Using Rust empty type as a generic bound

Question

How do I constraint a Rust generic type to an empty type? I need to create a type with optional value, so that if the generic type is (), it does not use any memory. Here's a simple example - Data could be a i32, () (4 bytes) or it could be i32, i32 (8 bytes). There is an add() for both cases. I get this error (which makes sense, but not sure how to avoid it). I need to handle all valid numeric types.

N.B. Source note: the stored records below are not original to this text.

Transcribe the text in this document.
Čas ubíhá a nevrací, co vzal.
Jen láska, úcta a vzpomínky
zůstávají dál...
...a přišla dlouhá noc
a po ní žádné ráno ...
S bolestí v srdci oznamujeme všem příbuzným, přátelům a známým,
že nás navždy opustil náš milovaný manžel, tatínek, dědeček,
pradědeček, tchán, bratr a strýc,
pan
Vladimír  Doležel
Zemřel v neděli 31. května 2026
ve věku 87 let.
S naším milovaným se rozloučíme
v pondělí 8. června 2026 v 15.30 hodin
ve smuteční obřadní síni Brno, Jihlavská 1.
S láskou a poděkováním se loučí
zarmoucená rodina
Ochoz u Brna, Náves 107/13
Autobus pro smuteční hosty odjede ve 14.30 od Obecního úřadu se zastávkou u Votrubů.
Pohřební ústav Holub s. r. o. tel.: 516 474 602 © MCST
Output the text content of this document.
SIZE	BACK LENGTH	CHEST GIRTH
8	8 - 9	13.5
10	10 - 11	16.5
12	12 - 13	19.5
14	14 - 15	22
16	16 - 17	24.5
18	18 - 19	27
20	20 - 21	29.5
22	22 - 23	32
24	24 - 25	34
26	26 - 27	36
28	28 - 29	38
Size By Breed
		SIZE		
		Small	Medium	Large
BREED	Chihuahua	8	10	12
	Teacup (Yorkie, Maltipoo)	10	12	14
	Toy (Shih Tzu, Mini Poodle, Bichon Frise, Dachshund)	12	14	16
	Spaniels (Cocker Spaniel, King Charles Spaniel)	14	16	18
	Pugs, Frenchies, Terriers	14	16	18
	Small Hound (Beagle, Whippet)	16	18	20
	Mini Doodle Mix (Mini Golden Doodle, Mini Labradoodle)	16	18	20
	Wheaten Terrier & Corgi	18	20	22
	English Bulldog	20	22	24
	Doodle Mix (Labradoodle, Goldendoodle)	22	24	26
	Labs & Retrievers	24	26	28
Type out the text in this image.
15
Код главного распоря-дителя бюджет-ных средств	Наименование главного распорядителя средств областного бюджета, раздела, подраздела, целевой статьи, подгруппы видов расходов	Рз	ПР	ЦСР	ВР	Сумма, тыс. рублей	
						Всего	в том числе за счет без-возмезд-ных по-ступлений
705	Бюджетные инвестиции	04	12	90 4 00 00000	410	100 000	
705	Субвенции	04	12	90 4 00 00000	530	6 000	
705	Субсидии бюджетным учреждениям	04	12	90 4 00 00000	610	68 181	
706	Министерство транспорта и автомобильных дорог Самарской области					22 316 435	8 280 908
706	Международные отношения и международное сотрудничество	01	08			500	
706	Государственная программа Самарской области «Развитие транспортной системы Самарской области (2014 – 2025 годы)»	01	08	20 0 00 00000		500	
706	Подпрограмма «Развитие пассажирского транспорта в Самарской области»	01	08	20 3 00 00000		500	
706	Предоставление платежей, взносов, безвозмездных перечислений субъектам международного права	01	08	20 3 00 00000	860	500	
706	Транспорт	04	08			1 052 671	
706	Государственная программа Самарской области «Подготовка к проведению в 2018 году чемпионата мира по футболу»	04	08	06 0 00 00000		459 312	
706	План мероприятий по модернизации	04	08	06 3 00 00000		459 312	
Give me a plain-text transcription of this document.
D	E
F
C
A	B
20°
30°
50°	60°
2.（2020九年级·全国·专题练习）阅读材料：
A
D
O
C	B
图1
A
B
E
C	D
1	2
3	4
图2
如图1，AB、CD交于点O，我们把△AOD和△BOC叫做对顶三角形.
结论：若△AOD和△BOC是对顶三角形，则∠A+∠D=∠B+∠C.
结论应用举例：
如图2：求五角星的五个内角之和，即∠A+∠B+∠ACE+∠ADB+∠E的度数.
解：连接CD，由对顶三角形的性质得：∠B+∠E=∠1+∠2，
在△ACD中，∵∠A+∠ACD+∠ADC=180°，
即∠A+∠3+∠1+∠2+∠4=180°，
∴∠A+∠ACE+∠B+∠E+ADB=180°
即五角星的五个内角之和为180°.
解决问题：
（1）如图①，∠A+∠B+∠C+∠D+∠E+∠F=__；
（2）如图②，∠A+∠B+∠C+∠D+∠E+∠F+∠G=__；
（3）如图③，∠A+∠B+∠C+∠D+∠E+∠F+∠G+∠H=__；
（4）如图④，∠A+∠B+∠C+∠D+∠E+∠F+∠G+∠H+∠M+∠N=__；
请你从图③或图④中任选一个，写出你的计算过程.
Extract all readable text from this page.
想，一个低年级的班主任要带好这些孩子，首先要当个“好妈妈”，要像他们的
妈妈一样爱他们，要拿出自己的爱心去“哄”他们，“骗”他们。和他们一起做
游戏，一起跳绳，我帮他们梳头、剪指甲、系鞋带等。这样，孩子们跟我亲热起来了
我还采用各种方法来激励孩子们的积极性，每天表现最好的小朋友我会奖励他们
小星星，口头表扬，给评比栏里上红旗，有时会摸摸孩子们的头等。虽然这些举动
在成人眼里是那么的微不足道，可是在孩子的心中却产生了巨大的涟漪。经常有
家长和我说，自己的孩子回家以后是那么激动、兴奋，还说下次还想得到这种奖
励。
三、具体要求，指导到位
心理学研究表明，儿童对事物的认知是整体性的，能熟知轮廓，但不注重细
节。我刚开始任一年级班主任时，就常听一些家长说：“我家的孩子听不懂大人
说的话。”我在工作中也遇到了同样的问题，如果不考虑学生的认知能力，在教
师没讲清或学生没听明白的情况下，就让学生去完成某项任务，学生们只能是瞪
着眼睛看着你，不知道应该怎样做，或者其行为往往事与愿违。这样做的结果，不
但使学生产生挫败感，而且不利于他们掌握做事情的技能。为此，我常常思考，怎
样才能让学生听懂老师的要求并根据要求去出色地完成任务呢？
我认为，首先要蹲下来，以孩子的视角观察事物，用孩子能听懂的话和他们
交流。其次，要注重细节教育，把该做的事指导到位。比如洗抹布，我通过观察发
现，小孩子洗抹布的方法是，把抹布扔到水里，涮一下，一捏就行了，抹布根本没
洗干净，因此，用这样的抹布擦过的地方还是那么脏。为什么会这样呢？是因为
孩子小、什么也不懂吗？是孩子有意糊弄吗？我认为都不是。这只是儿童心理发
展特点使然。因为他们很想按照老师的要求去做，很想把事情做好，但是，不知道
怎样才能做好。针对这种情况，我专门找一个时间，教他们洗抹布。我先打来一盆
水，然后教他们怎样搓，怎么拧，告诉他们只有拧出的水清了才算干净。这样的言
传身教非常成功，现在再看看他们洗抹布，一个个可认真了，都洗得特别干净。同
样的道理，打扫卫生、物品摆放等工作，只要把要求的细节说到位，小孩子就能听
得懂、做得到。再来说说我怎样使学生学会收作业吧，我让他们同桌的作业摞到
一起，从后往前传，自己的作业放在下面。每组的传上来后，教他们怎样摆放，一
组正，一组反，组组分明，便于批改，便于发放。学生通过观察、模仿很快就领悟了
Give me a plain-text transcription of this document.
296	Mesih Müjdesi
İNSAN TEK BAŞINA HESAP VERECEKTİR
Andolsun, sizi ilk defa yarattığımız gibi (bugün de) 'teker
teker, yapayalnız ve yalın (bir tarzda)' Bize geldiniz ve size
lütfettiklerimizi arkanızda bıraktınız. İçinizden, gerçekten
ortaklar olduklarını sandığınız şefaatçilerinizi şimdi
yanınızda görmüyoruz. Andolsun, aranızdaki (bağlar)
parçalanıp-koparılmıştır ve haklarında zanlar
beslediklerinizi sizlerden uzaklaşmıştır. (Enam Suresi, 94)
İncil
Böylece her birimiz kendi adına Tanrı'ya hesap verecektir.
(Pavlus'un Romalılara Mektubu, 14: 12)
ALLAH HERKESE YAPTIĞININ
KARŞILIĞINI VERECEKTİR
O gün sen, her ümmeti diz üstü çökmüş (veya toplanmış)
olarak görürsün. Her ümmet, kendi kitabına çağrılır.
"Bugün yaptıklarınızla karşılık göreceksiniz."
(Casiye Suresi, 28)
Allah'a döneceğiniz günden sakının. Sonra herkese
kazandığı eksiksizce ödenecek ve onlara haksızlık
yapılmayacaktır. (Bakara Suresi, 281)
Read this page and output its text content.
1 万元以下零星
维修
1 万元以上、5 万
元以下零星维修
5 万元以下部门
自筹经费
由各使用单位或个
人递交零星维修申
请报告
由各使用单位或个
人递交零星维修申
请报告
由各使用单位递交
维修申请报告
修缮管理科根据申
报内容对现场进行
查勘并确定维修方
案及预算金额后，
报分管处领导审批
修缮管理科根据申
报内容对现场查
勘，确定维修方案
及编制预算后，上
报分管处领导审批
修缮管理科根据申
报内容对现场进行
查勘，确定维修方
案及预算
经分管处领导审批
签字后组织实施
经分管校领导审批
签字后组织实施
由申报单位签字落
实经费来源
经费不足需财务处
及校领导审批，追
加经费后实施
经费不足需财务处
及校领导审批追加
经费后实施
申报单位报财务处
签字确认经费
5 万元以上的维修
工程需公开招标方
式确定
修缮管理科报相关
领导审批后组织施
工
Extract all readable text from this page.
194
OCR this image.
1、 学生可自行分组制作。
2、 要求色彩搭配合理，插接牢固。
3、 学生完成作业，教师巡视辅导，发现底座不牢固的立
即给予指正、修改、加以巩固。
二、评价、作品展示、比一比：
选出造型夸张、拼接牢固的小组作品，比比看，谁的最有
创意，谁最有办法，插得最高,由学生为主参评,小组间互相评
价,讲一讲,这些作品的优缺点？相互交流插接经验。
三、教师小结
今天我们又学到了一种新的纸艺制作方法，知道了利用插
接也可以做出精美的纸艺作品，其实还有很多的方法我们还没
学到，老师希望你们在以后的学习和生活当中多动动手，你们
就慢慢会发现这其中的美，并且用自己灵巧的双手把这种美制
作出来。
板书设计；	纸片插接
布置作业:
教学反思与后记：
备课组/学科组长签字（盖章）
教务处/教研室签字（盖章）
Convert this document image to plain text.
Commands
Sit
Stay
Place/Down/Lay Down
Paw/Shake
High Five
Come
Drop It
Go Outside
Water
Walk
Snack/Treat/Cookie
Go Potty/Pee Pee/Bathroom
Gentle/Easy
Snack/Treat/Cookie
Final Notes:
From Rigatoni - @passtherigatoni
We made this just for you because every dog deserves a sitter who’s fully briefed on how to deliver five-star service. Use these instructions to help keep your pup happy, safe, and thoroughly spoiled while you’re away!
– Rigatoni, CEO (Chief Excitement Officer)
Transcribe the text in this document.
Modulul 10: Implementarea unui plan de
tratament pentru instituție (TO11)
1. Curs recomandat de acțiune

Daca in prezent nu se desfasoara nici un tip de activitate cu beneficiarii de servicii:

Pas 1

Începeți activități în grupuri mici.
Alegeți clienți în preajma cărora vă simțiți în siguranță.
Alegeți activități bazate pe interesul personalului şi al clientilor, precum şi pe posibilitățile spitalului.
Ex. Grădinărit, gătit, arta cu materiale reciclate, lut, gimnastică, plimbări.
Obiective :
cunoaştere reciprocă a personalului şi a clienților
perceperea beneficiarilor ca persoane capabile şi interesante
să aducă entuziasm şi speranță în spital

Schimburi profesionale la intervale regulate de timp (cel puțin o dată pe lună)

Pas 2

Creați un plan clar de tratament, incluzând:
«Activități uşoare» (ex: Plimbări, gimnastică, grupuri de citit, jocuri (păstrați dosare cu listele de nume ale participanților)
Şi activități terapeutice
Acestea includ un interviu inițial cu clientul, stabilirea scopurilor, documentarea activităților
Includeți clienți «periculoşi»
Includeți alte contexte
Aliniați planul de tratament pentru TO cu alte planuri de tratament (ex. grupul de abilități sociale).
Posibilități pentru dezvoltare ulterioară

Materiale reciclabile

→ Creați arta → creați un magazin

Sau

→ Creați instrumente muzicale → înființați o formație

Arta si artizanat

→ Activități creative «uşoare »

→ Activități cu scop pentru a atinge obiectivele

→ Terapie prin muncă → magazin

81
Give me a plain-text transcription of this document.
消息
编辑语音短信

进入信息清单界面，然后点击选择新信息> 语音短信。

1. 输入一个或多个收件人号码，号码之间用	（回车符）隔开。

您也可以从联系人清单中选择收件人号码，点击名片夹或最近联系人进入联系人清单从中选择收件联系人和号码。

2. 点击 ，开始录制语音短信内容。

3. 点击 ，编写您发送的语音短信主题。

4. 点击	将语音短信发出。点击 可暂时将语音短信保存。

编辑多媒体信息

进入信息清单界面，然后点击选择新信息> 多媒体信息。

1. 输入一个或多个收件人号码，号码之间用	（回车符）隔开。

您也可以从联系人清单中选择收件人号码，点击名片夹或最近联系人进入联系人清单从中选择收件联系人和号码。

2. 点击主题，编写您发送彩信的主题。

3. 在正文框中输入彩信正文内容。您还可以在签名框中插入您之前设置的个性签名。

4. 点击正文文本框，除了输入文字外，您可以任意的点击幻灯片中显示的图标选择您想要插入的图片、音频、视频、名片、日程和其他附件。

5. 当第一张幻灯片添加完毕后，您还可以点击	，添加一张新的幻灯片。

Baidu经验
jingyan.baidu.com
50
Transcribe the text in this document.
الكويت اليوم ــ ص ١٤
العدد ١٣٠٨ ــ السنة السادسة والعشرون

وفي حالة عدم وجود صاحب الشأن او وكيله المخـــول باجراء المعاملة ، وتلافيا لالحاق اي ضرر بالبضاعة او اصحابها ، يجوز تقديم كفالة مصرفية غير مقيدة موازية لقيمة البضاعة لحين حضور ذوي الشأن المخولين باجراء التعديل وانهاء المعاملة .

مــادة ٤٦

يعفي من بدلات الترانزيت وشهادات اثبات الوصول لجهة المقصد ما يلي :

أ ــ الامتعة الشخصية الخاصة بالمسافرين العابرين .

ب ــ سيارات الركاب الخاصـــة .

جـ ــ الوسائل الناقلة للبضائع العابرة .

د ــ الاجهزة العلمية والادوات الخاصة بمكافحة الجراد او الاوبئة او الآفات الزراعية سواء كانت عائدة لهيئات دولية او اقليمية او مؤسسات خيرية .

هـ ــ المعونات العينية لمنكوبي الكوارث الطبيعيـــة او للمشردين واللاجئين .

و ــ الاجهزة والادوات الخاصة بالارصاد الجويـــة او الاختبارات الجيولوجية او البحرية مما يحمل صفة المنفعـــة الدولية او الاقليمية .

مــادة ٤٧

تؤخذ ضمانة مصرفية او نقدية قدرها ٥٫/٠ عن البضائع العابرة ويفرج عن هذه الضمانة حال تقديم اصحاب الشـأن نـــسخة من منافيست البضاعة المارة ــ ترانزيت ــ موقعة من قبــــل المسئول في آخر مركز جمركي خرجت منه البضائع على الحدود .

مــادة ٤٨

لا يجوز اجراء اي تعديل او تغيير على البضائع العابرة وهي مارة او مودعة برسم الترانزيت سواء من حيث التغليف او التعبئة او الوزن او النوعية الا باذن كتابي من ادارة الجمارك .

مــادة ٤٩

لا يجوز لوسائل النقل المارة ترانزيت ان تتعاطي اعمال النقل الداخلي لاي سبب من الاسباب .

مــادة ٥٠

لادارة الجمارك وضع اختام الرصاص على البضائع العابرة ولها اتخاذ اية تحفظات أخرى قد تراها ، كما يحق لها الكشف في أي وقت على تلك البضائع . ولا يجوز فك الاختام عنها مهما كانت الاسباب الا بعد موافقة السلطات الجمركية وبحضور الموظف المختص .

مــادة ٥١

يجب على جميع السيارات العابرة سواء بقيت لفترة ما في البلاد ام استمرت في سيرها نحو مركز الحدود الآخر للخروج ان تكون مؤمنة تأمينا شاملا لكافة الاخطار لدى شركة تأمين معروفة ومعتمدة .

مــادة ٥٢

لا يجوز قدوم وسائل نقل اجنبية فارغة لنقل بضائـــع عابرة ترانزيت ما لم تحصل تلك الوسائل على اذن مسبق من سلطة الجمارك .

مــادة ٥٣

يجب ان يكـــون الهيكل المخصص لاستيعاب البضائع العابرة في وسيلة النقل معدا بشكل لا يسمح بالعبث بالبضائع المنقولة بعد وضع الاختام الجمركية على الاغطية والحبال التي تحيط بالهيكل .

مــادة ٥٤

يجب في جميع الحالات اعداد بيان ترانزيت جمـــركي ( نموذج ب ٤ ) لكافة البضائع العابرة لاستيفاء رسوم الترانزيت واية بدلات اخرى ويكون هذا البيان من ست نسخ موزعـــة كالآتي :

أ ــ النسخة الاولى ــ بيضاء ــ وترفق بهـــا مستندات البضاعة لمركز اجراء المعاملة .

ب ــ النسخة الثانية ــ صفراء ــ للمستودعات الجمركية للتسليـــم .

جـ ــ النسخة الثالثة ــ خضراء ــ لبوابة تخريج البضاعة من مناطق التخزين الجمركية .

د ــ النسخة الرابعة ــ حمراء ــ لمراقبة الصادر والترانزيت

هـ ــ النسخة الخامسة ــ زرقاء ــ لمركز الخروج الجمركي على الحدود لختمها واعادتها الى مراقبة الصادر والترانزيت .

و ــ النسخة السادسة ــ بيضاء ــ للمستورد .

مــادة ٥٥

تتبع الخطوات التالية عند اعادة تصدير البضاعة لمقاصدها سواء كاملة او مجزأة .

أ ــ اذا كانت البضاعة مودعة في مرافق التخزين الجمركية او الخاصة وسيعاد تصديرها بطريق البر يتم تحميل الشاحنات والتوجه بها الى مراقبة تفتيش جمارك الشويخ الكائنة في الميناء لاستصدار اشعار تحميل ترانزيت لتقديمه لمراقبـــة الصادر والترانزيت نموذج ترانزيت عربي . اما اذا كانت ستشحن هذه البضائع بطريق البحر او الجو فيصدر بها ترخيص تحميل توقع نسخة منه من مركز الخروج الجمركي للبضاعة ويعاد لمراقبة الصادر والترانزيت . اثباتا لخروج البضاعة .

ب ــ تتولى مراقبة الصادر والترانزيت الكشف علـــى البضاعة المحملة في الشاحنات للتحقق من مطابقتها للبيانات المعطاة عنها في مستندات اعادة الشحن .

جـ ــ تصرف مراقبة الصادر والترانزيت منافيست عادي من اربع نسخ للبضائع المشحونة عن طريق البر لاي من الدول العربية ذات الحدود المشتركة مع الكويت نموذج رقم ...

error[E0119]: conflicting implementations of trait `std::ops::Add` for type `Data<(), ()>`
...
note: upstream crates may add a new impl of trait `num_traits::Num` for type `()` in future versions

use num_traits::Num;

trait MyNumericType: Num {}
impl<T: Num> MyNumericType for T {}

struct Data<T1: MyNumericType, T2> {
    a: T1,
    b: T2,
}

impl<T: MyNumericType> Add for Data<T, ()> {
    type Output = Self;

    fn add(self, other: Self) -> Self {
        Self {
            a: self.a + other.a,
            b: (),
        }
    }
}

impl<T: MyNumericType> Add for Data<T, T> {
    type Output = Self;

    fn add(self, other: Self) -> Self {
        Self {
            a: self.a + other.a,
            b: self.b + other.b,
        }
    }
}


impl<T1: MyNumericType,T2> Data<T1, T2>  {
    fn new(a: T1, b: T2) -> Self {
        Self { a, b }
    }
}

fn main() {
    let r1 = Data::new(1, 2) + Data::new(3, 4);
    let r2 = Data::new(1, ()) + Data::new(2, ());
}